Sun also noted aging is commonly accompanied by increased fat mass and chronic low-grade inflammation, so concurrences of obesity and insulin resistance become significantly greater as people get older.
“Epidemiological studies show that the prevalence of insulin resistance and type 2 diabetes is clearly higher in the elderly,” she said.
Sun said little is known about the genes that regulate ATMs and adipose tissue inflammation during aging, and information in regard to the role of M2 macrophages in adipose tissues is even scarcer.
“Identification of factors regulating macrophage infiltration in adipose tissues and controlling macrophage polarization are important questions in obesity and aging research,” she said.
Her study, GHS-R global null mice — with the GHS-R removed in all cell types — showed a macrophage profile shifted toward the anti-inflammatory M2, exhibiting a healthier lean and insulin-sensitive phenotype.
“Old mice with GHS-R deletion showed a reduction in macrophage infiltration, M1/M2 ratio and pro‐inflammatory cytokine production in both white and brown adipose tissues,” she said.
Sun said there is a clear correlation between adipose inflammation and the incidences of insulin resistance and type 2 diabetes during aging.
“Our study shows macrophage numbers and pro-inflammatory cytokine expression in white adipose tissue increase with aging,” she said. “We found that removal of GHS-R prevents age-associated obesity and insulin resistance, at least in part, through increased heat production in brown adipose tissue. And the ATMs from the aged GHS-R global null mice produce higher norepinephrine, which is line with our observation that the null mice have reduced fat mass in white adipose tissue and increased thermogenic activation in brown adipose tissue.”
She said the new findings suggest suppressing the ghrelin receptor may serve as new therapeutic strategy for inflammation and obesity in aging.
The study clearly indicates the ghrelin receptor plays an important role in macrophages, which can have profound implications on obesity and insulin resistance, she said.

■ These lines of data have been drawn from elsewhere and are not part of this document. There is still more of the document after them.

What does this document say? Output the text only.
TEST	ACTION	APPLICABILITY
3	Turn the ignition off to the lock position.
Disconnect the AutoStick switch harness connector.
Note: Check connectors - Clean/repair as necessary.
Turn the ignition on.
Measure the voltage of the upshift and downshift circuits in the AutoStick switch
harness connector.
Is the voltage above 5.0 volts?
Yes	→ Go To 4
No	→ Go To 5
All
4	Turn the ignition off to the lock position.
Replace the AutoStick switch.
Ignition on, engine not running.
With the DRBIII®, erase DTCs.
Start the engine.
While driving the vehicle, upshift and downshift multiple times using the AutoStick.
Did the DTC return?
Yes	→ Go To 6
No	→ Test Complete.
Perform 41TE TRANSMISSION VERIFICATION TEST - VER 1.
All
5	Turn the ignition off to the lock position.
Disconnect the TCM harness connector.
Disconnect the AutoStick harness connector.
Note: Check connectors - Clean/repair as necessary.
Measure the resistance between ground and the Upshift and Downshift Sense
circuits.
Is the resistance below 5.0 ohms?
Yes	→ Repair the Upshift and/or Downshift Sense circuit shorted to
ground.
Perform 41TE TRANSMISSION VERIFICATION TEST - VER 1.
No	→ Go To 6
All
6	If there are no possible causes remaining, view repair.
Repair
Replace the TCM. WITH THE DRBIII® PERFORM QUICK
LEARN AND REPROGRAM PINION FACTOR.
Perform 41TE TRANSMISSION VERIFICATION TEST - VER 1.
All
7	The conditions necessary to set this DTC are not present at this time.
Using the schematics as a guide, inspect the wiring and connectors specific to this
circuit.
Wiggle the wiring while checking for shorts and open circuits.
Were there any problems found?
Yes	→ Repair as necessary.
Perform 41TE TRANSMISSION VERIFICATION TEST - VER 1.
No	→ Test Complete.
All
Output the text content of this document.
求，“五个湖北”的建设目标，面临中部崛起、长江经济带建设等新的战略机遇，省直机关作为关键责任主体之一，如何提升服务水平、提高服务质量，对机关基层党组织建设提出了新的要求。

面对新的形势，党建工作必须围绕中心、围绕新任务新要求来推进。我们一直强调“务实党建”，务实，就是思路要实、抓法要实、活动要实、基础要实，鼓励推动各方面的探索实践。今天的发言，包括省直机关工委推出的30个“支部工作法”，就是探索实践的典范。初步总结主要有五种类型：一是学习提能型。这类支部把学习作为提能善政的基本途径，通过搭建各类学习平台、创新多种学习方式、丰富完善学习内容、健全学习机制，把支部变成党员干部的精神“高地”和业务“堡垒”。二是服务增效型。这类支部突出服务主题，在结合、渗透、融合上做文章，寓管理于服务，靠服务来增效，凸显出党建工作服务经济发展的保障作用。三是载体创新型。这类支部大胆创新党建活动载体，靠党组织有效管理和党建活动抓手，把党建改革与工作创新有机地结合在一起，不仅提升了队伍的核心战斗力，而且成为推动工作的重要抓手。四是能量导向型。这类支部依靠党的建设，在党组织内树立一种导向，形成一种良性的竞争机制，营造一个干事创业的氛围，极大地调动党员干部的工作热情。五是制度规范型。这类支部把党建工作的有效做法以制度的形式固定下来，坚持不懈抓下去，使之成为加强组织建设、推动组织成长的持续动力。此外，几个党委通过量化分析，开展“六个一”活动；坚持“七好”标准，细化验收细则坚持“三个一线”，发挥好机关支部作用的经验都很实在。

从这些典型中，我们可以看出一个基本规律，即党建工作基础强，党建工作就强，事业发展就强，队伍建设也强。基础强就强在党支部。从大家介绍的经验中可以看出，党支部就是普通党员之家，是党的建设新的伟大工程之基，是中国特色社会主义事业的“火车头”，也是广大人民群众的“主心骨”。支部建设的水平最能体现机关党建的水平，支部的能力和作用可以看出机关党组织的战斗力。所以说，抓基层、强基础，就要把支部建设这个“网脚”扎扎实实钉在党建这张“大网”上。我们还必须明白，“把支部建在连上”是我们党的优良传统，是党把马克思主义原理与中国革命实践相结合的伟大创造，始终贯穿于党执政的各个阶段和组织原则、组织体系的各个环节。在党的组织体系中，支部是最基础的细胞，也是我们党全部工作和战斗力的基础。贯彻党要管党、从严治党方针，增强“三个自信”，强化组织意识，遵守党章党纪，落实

“GHS-R antagonists may serve as a unique class of anti-obesity drugs that can prevent or treat age-associated obesity and insulin resistance by simultaneously suppressing adipose tissue inflammation, promoting lipid mobilization in white adipose tissue and stimulating the heat production in brown adipose tissues.”
She said, put simply, GHS-R antagonists likely to have dual effects of breaking down fat and burning more fat.
“I believe suppressing the ghrelin receptor in macrophages has enormous therapeutic potential,” she said. “It would not only have beneficial effects on inflammation, but also can improve whole body metabolism in aging.”
However, she cautioned, her current research using global null mice cannot determine whether the phenotype is resulted in by the effect of GHS-R in macrophages alone. Scientists must determine the macrophage-specific effects of GHS-R and understand precisely how ghrelin signaling works, in order to avoid unintended side effects. Her laboratory now is developing new mouse models which would enable them to delete GHS-R selectively in macrophages.